The Times Higher Education dergisi son elli sene içinde kurulmuş 2013’ün en iyi 100 üniversitesini yayınladı.
Bu yüz nispeten yeni üniversite arasında iki tane de Türkiye üniversitesi var.
Bu iki Türkiye üniversitesinin, Koç ve Bilkent üniversiteleri, geçmişleri ise taş çatlaşa yirmi beş sene, Koç daha da yeni.
Bu başarılı ve geçmişleri en fazla elli seneye dayanan üniversitelerin geldikleri nokta üzerinde durmak, iyi düşünmek gerekiyor.
Üniversitelerin geçmişleri, gelenekleri, oluşturdukları kurumlar bu üniversitelerin performansları, kaliteleri için son derece önemlidir, bunu gözardı etmek mümkün değil.
Harvard’ı Harvard yapan çok sayıda faktör arasında muhakkak ki geçmişi, tarihi ve gelenekleri de var.
Ama, şunu unutmayalım ki, geçmişin, geleneklerin doğaları gereği rekabet edilmesi olanaksız etkileri üniversite dünyasında her geçen gün önemini biraz daha azaltıyor.
Köklü üniversitenin avantajları her zaman olacak ama bu avantajlar artık, başka şeyleri çok doğru yaparsanız, nispi önemlerini bir ölçüde de olsa yitiriyorlar.
Gazetelerde de dökümünü görebileceğiniz son elli sene içinde kurulmuş başarılı yüz üniversite içinde George Mason (1972, ABD) gibi, Warwick (1965, İngiltere) gibi çok ama çok başarılı, hatta belirli dallarda okul özelliği kazanmış üniversiteler de var.
George Mason 1972 tarihinde kurulmuş çok yeni bir üniversite ama kuruluş aşamalarında çok akıllı bir iş yapıyor, Virginia Üniversitesi’nden James Buchanan gibi bir dev profesörü (1986 Nobel iktisat ödülü) çekiyor, Buchanan da kendi arkadaşlarını getiriyor ve bu yeni üniversite 90’larda kamusal tercihler (Public Choice) okulunda dünyanın adeta merkezi haline geliyor.
Doğru kararlar, doğru tercihler, iyi profesörler, vizyoner yöneticiler çok yeni üniversiteleri bile dünya ligine çok kısa sürede sokabiliyorlar.
Bu sürece bilgi çağının, teknolojik gelişmelerin de çok büyük katkısı olduğu kaçınılmaz.
Çok makul paralara dünyanın bütün bilgisine abone olabiliyorsunuz, çok özel bir-iki araştırma dalı dışında çok köklü kütüphanelere artık gereksiniminiz belirgin bir biçimde azalıyor.

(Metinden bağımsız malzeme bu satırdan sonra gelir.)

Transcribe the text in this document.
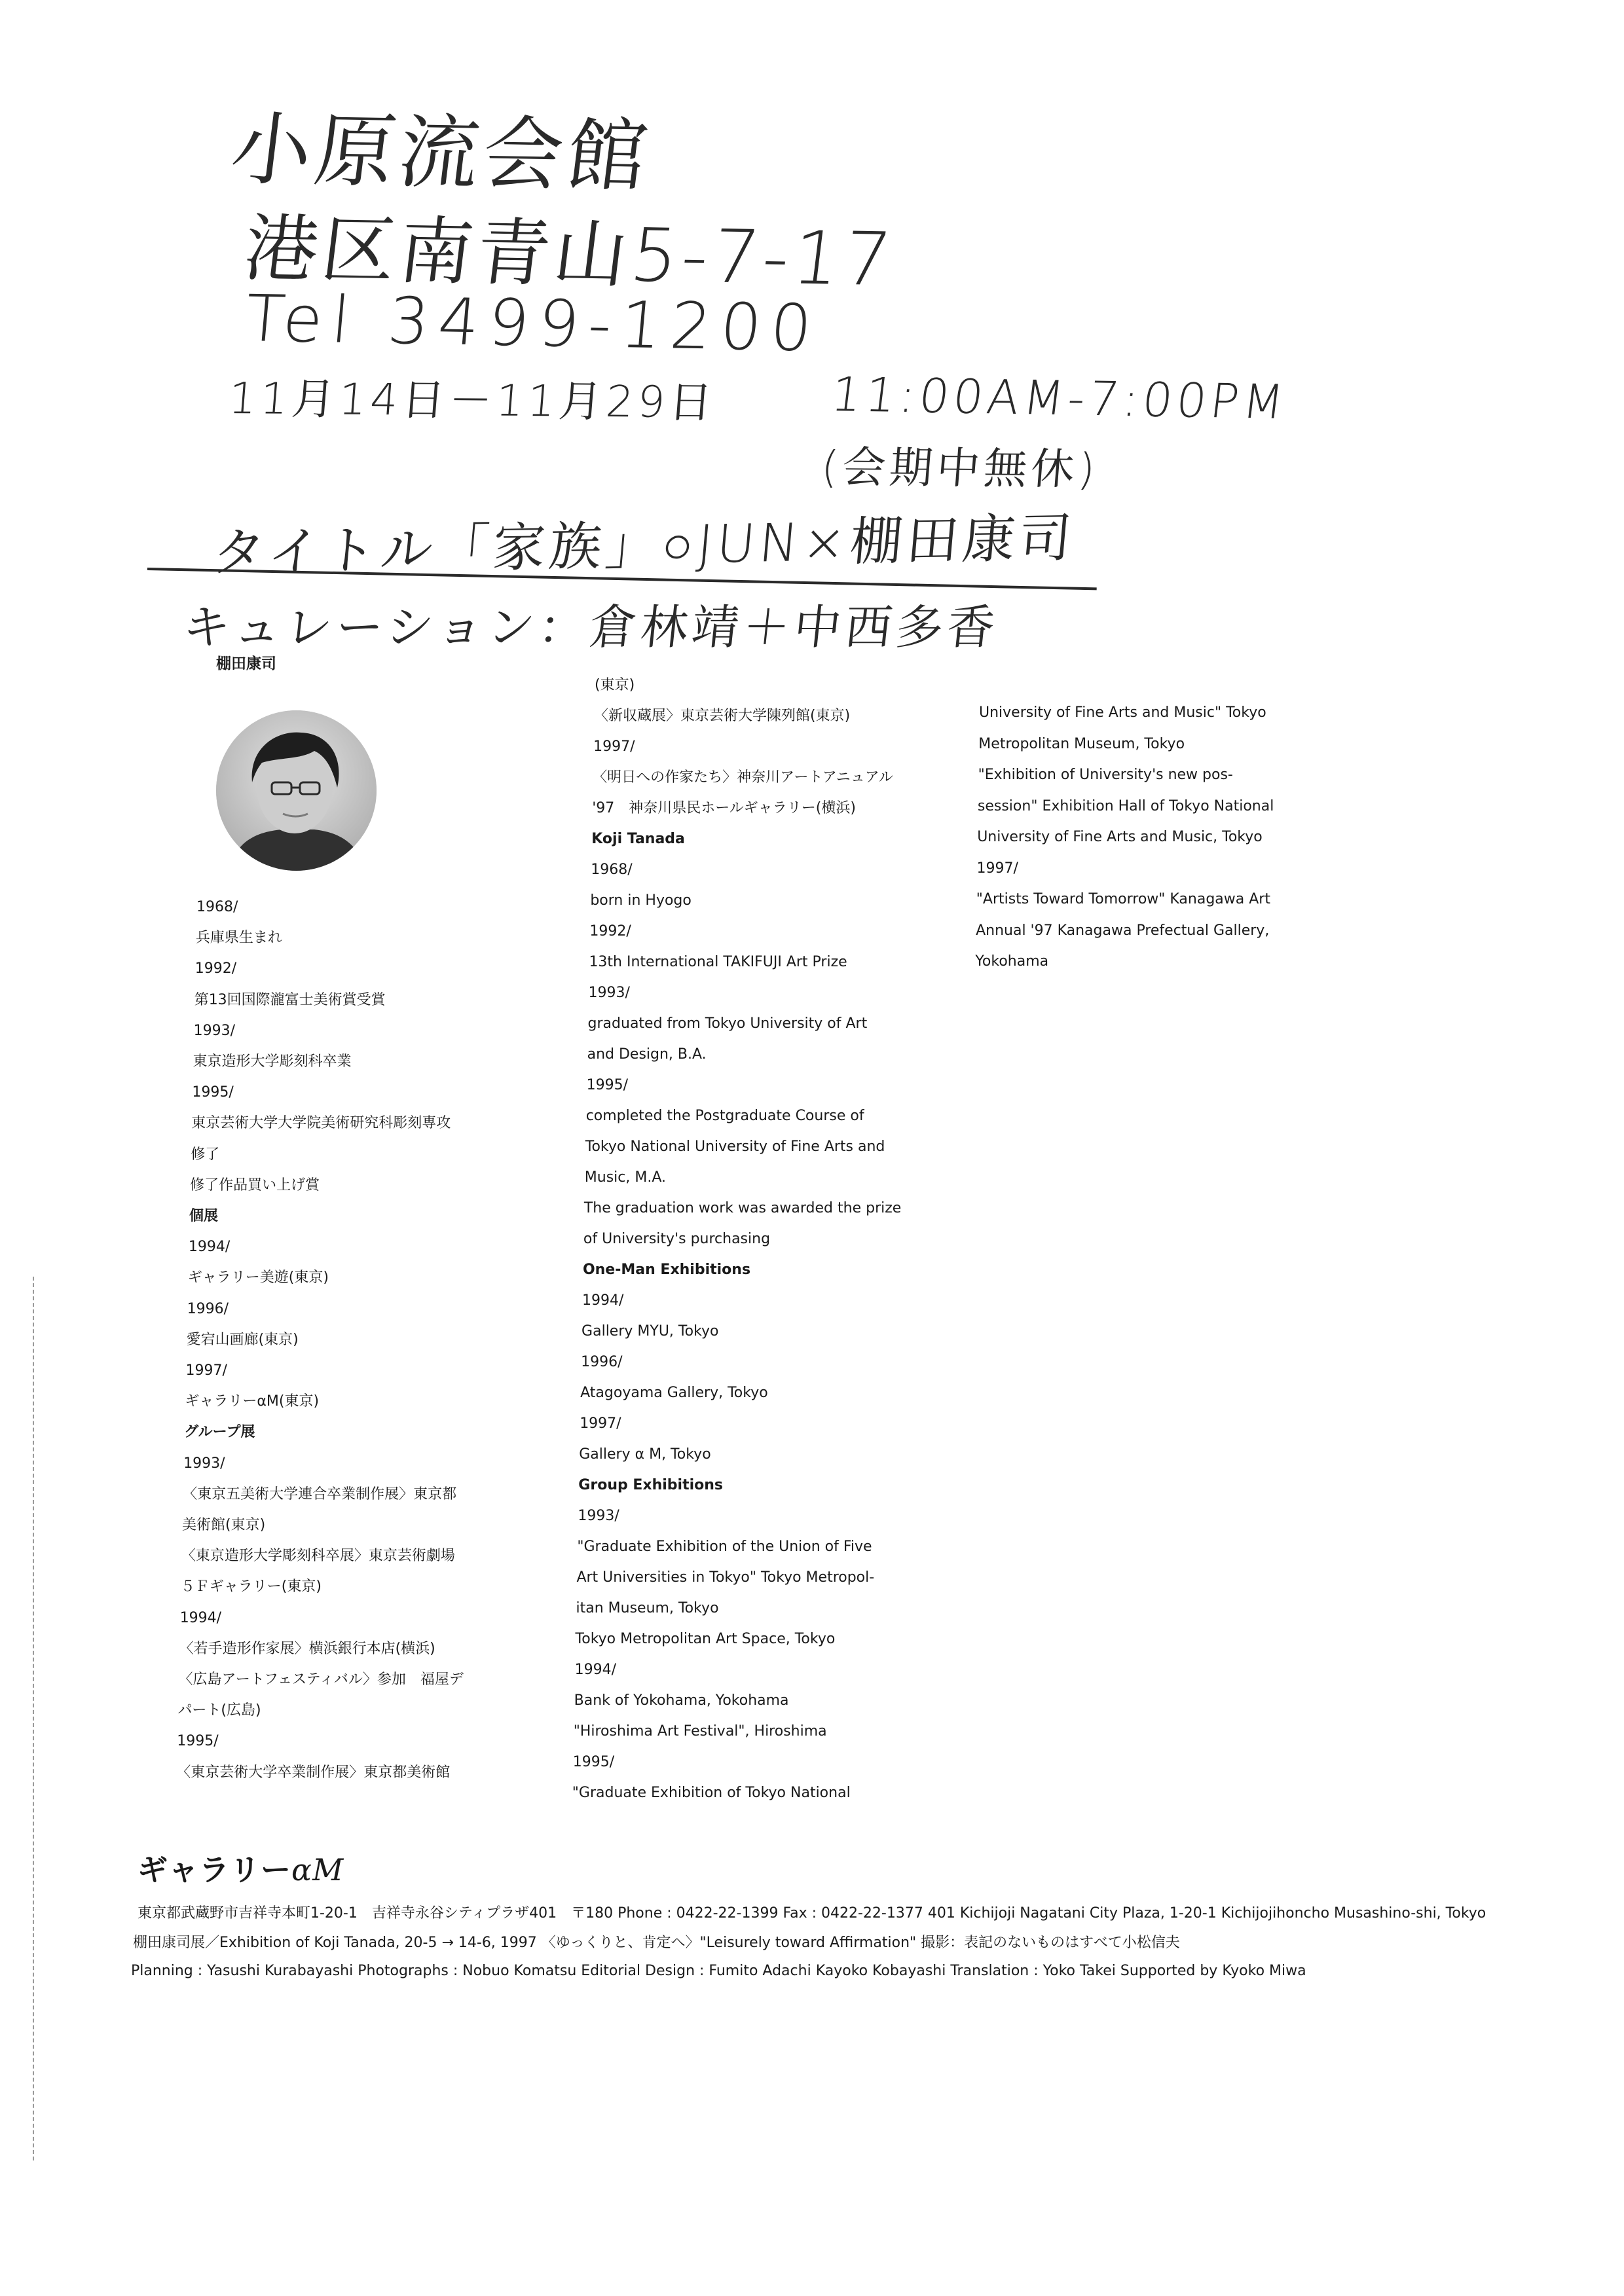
小原流会館
港区南青山5-7-17
Tel 3499-1200
11月14日－11月29日 11:00AM-7:00PM
(会期中無休)
タイトル「家族」○JUN×棚田康司
キュレーション：倉林靖＋中西多香
棚田康司
1968/
兵庫県生まれ
1992/
第13回国際瀧富士美術賞受賞
1993/
東京造形大学彫刻科卒業
1995/
東京芸術大学大学院美術研究科彫刻専攻
修了
修了作品買い上げ賞
個展
1994/
ギャラリー美遊(東京)
1996/
愛宕山画廊(東京)
1997/
ギャラリーαM(東京)
グループ展
1993/
〈東京五美術大学連合卒業制作展〉東京都
美術館(東京)
〈東京造形大学彫刻科卒展〉東京芸術劇場
５Ｆギャラリー(東京)
1994/
〈若手造形作家展〉横浜銀行本店(横浜)
〈広島アートフェスティバル〉参加　福屋デ
パート(広島)
1995/
〈東京芸術大学卒業制作展〉東京都美術館
(東京)
〈新収蔵展〉東京芸術大学陳列館(東京)
1997/
〈明日への作家たち〉神奈川アートアニュアル
'97　神奈川県民ホールギャラリー(横浜)
Koji Tanada
1968/
born in Hyogo
1992/
13th International TAKIFUJI Art Prize
1993/
graduated from Tokyo University of Art
and Design, B.A.
1995/
completed the Postgraduate Course of
Tokyo National University of Fine Arts and
Music, M.A.
The graduation work was awarded the prize
of University's purchasing
One-Man Exhibitions
1994/
Gallery MYU, Tokyo
1996/
Atagoyama Gallery, Tokyo
1997/
Gallery α M, Tokyo
Group Exhibitions
1993/
"Graduate Exhibition of the Union of Five
Art Universities in Tokyo" Tokyo Metropol-
itan Museum, Tokyo
Tokyo Metropolitan Art Space, Tokyo
1994/
Bank of Yokohama, Yokohama
"Hiroshima Art Festival", Hiroshima
1995/
"Graduate Exhibition of Tokyo National
University of Fine Arts and Music" Tokyo
Metropolitan Museum, Tokyo
"Exhibition of University's new pos-
session" Exhibition Hall of Tokyo National
University of Fine Arts and Music, Tokyo
1997/
"Artists Toward Tomorrow" Kanagawa Art
Annual '97 Kanagawa Prefectual Gallery,
Yokohama
ギャラリーαM
東京都武蔵野市吉祥寺本町1-20-1　吉祥寺永谷シティプラザ401　〒180 Phone : 0422-22-1399 Fax : 0422-22-1377 401 Kichijoji Nagatani City Plaza, 1-20-1 Kichijojihoncho Musashino-shi, Tokyo
棚田康司展／Exhibition of Koji Tanada, 20-5 → 14-6, 1997 〈ゆっくりと、肯定へ〉"Leisurely toward Affirmation" 撮影：表記のないものはすべて小松信夫
Planning : Yasushi Kurabayashi Photographs : Nobuo Komatsu Editorial Design : Fumito Adachi Kayoko Kobayashi Translation : Yoko Takei Supported by Kyoko Miwa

Çok özel elyazmalarına ve benzeri yeniden üretilmesi olanaksız kaynağa dayalı değilse araştırmanız, eski üniversitelerin eski kütüphanelerinin önemi nispi olarak azalıyor.
Araştırmanın olmaz ise olmazı diye kabul edilen akran (peer), meslektaş alış verişi, ilişkisi, görüş teattisi artık sanal ortamlardan da oluyor, yan yana bürolarda çalışmak artık en azından eskisi kadar belirleyici değil.
Peki belirleyici olan, yeni bir üniversiteyi, mesela 1970’lerde kurulmuş bir üniversiteyi birinci lige taşıyan faktörler neler?
Herşeyden önce yöneticilerinin vizyonu, dünyayı yakından ve iyi izlemeleri, süreçleri iyi bilmeleri ve biraz da şans.
Şans faktörü de önemli zira yakın geleceğe yönelik öngörülerin tutması biraz da bu öngörüleri yapanların kısmetine bağlı; gelecek öyle tesadüfi faktörlere bağlı ki, bir yöneticinin yakın geleceğe yönelik öngörülerinin tutması, bu öngörüler ne kadar sağlam sezgilerle yapılırsa yapılsın, garanti değil.
Ancak, yine de, şunu unutmayalım, kötü yöneticinin hiç şansı yok, iyi yöneticinin, yani sağlam sezgilerle eyleme geçen yöneticinin yanılma riski de, büyük başarı riski de var.
Hangi dalların, hangi araştırma konularının, hangi genç öğretim üyelerinin, hangi “issue’ların (Türkçesi ?)” on sene, on beş sene içinde öne çıkacağını öngörmek çok önemli ama risk de az değil.
Yazımı bizim dilimizde “issue” kelimesinin, kavramının tam karşılığının ol(a)maması ile noktalamak istiyorum; bu kavramın dilinizde karşılığının olmaması kanımca üniversitelerin eskiliklerinden de, yeniliklerinden de önemli.
Anadilinizde “issue” kelimesinin karşılığı yok ise bu anadilde tez yazmak hiç de kolay değildir.